World News in Brief: Concern mounts over fate of El Fasher, call for consensus over South Sudan elections, indigenous rights in Brazil

World News in Brief: Concern mounts over fate of El Fasher, call for consensus over South Sudan elections, indigenous rights in Brazil

Residential areas, markets, hospitals and sites holding displaced people are all being impacted, he told reporters at the daily briefing in New York.

As many as 329,000 people were displaced during the past three months from the last remaining city under Government control in Darfur, according to the UN migration agency (IOM).

Civilians must be protected and those fleeing the fighting must be afforded safe passage, said Mr. Dujarric.

“It is critical that the parties de-escalate to prevent further suffering for civilians and to enable the unimpeded delivery of life-saving assistance”, he stressed.

Response continues

“Meanwhile, we and our partners continue our efforts to respond to those needs, including by trying to get health kits to areas around El Fasher, including in gathering sites for civilians.”  

The UN Children’s Fund (UNICEF) is also strengthening nutrition support at displacement sites in El Fasher, as well as the towns of Tawila and Dar As Salam in North Darfur state.

Conflict is also intensifying in Sennar state – close to the border with Ethiopia – causing further civilian suffering and more serious rights violations, UN humanitarians have warned.

According to the UN aid coordination office (OCHA), more than 136,000 people have been displaced as clashes between the rival Sudanese Armed Forces (SAF) and Rapid Support Forces (RSF) militia spread across the state.

Civilians are facing multiple protection risks, including widespread looting. Reports indicate that the RSF has occupied Sinja Teaching Hospital, using patients and staff as human shields and disrupting medical services.

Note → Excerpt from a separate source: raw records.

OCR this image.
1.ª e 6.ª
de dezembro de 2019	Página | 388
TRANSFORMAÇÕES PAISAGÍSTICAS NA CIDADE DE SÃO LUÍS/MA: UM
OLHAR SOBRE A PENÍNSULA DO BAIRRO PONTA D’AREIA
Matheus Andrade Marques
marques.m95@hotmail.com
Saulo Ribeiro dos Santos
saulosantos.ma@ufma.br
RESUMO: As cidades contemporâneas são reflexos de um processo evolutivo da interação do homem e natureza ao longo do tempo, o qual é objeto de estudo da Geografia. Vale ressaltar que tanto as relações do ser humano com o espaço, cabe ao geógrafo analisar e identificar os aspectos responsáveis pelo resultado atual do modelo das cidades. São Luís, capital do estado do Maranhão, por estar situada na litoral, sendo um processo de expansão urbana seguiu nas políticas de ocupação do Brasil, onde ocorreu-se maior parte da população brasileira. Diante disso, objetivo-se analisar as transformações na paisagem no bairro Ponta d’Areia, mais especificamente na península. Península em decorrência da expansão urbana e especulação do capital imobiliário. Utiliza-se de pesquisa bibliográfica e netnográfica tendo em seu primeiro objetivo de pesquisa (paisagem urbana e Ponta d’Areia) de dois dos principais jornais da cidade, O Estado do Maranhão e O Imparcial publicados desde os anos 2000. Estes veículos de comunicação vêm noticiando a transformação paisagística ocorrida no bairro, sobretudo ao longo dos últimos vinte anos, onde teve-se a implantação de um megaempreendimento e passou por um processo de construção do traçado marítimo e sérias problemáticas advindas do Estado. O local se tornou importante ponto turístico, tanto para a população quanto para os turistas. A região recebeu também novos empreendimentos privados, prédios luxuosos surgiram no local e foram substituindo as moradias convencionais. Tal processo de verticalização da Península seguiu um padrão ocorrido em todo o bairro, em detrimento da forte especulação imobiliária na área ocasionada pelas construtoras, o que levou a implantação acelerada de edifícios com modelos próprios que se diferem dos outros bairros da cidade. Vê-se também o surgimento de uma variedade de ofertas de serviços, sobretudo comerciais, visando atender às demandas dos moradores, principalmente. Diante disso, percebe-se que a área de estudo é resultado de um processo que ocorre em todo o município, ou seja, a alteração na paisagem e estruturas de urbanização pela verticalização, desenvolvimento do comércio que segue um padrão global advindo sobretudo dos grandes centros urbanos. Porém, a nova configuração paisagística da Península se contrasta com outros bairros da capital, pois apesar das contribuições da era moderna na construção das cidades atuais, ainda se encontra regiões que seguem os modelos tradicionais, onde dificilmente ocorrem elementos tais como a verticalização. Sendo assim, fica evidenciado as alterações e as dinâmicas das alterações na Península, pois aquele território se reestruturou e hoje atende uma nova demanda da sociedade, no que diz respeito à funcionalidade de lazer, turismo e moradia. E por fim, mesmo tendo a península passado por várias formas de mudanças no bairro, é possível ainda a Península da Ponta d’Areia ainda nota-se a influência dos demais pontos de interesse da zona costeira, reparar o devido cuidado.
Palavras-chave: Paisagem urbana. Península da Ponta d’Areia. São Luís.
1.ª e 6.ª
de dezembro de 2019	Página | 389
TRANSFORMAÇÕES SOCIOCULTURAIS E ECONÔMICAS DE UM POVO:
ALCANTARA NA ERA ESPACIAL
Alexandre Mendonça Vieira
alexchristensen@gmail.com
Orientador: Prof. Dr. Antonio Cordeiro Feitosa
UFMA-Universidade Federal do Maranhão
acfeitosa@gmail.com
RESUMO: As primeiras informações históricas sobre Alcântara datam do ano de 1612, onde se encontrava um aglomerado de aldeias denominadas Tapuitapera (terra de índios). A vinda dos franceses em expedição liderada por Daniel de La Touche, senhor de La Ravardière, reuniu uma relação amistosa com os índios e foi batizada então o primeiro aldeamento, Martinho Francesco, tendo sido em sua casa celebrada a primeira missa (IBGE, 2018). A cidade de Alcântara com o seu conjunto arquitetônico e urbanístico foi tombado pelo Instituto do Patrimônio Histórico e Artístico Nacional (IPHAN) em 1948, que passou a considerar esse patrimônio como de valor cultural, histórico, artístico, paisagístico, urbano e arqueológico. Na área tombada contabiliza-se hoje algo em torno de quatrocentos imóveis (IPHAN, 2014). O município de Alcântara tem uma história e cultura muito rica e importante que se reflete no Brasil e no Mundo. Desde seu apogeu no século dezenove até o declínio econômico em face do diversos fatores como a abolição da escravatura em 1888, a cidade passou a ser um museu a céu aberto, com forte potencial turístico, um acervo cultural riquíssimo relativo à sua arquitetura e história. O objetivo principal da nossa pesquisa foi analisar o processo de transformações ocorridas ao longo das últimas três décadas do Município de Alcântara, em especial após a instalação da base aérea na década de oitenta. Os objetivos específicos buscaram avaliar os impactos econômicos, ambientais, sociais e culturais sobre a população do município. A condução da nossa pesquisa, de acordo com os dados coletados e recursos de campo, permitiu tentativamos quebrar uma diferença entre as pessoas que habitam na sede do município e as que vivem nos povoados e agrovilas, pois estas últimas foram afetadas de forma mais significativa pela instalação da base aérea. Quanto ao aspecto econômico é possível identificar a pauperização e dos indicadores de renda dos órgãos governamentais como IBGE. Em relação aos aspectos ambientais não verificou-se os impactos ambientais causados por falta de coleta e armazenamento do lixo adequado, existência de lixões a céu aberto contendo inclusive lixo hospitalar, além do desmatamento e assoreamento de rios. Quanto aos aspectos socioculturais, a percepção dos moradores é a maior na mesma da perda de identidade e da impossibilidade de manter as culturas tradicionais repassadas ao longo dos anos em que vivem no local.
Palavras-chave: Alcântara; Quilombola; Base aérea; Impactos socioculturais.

Forced displacement has spread to neighbouring states including Gedaref, Blue Nile and Kassala, where humanitarian partners are scaling up their response. But aid teams have warned that the rainy season has begun and conditions at displacement sites are dire.

OCHA is already working with state authorities and humanitarian partners to address the crisis. But it warned that the situation is getting worse as protection concerns grow, with civilians reporting looting of shops and markets, leaving them without basic needs.

UN Mission in South Sudan calls for consensus on electoral roadmap

The UN Mission in South Sudan (UNMISS) published a joint statement on Thursday urging the parties to the long-delayed peace agreement “to reach consensus” on the best way forward for holding free and fair elections across the world’s youngest nation.

UNMISS, the African Union Mission in South Sudan, and the regional bloc known as the Intergovernmental Authority on Development (IGAD) began their statement by congratulating the country on its 13th anniversary of independence.

But they urged the Government and political rivals who six years ago signed the so-called Revitalized Agreement on the Resolution of Conflict to “provide clarity on the electoral roadmap.”

Reflect ‘will of the electorate’

They noted the numerous different positions being adopted and expressed on transition measures, saying that while it was “the sovereign prerogative” of South Sudanese leaders to decide, the pathway to successful elections must happen “in accordance with agreed processes, procedures, and timelines.”

National elections are due to be held in December but there is no agreement yet on the basic ground rules for moving forward.

Hundreds of thousands of South Sudanese died and millions were displaced during the 2013-18 war between Government forces and rival militia but although some issues have been resolved, many remain outstanding.

The AU mission, IGAD and UNMISS appeal for everyone to work collectively: “In this regard, the partners reiterate their full support for all efforts to ultimately deliver peaceful, free, fair, and credible elections that reflect the will of the electorate.”

Rights expert calls on Brazil to protect indigenous rights amid controversial new law

The UN is calling on the Brazilian Supreme Court and Senate to protect the rights of Indigenous Peoples to lands, territories and natural resources.

UN Human Rights Council-appointed independent rights expert José Francisco Calí Tzay is urging immediate action to suspend the new law that can dispossess or evict indigenous communities.

Mr. Calí Tzay praised the Brazilian Supreme Court for rejecting the ‘Marco Temporal’ doctrine that requires Indigenous Peoples to prove they were occupying their lands on October 5, 1988.

But he said he was very concerned over the hasty passage of the new law by Congress that effectively brings back the doctrine.

Beyond the bounds

The rights expert argued that the law goes against international human rights standards that protect indigenous rights without time limits.

He stressed the importance of indigenous lands for biodiversity and climate balance and warned that mining, gold exploitation and cattle breeding can cause significant environmental damage.

He also called on the Supreme Court to suspend the law until it’s declared constitutional.

Special Rapporteurs and other Human Rights Council-appointed rights experts are independent of any government, receive no salary for their work and serve in their individual capacity.